In October 2016, Souq.сom, one of the Gulf region e-commerce major companies, invested in instashop. On August 26, 2020, instashop announced its acquisition by Berlin-based Delivery Hero in a deal reportedly worth $360 million. At the time of the acquisition, InstaShop had reportedly reached a gross merchandise value (GMV) of US$360 million. instashop has continued to operate as an independent brand with no changes in its management.

On November 17, 2023, founder John Tsioris stepped down as CEO and was succeeded by Nikola Cabarkapa.

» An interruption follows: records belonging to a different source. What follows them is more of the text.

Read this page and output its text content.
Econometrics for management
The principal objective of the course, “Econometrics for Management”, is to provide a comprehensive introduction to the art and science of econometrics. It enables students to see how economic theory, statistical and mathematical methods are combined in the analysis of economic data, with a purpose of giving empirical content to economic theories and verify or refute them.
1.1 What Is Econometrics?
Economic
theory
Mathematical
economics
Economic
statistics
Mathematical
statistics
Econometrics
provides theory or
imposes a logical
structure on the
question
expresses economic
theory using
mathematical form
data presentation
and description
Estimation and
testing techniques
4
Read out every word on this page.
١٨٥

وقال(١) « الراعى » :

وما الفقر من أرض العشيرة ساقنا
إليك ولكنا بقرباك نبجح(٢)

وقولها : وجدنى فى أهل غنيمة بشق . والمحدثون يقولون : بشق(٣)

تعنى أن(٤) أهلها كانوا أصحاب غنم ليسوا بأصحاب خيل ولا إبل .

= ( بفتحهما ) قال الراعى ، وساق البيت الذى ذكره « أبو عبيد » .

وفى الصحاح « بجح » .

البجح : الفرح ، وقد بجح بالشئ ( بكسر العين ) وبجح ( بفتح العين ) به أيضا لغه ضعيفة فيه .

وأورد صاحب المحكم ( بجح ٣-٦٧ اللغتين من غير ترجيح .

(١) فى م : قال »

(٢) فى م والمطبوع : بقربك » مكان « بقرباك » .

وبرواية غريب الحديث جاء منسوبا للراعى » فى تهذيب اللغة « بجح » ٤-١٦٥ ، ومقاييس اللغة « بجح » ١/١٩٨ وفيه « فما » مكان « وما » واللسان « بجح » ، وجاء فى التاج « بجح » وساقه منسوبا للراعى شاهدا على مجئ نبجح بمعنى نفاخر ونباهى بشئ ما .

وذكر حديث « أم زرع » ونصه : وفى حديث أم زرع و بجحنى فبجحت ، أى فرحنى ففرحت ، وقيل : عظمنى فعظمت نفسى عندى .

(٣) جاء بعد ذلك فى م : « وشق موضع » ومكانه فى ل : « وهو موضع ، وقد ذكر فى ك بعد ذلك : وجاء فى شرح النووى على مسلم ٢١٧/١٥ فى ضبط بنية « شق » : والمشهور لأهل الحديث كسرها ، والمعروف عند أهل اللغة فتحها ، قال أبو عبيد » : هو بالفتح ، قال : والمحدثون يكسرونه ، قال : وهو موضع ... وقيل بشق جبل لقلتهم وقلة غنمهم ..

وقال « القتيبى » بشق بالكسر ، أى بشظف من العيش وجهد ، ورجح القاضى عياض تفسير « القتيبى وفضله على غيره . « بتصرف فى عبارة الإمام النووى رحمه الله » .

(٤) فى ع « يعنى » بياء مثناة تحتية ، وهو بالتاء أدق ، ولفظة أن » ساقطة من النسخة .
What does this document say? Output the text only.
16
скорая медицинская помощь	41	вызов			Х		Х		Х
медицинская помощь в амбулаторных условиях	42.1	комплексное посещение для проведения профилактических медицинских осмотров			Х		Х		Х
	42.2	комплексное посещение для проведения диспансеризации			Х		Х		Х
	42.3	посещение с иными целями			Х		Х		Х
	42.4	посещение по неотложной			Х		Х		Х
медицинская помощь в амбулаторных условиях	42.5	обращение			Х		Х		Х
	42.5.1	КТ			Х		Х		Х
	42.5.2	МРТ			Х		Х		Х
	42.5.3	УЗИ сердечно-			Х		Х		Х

In 2024, InstaShop generated a gross merchandise value (GMV) of US$631 million, representing a 16 percent year-over-year increase, which accounted for roughly 8 percent of Talabat's overall 2024 GMV.

On February 25, 2025, food delivery platform Talabat Holding fully acquired instashop from Delivery Hero in a deal valued at $32 million, according to a regulatory filing. The price is largely symbolic, as the agreement is part of an internal restructuring within Delivery Hero. instashop continues to operate as an independent brand within Talabat's Grocery and Retail vertical.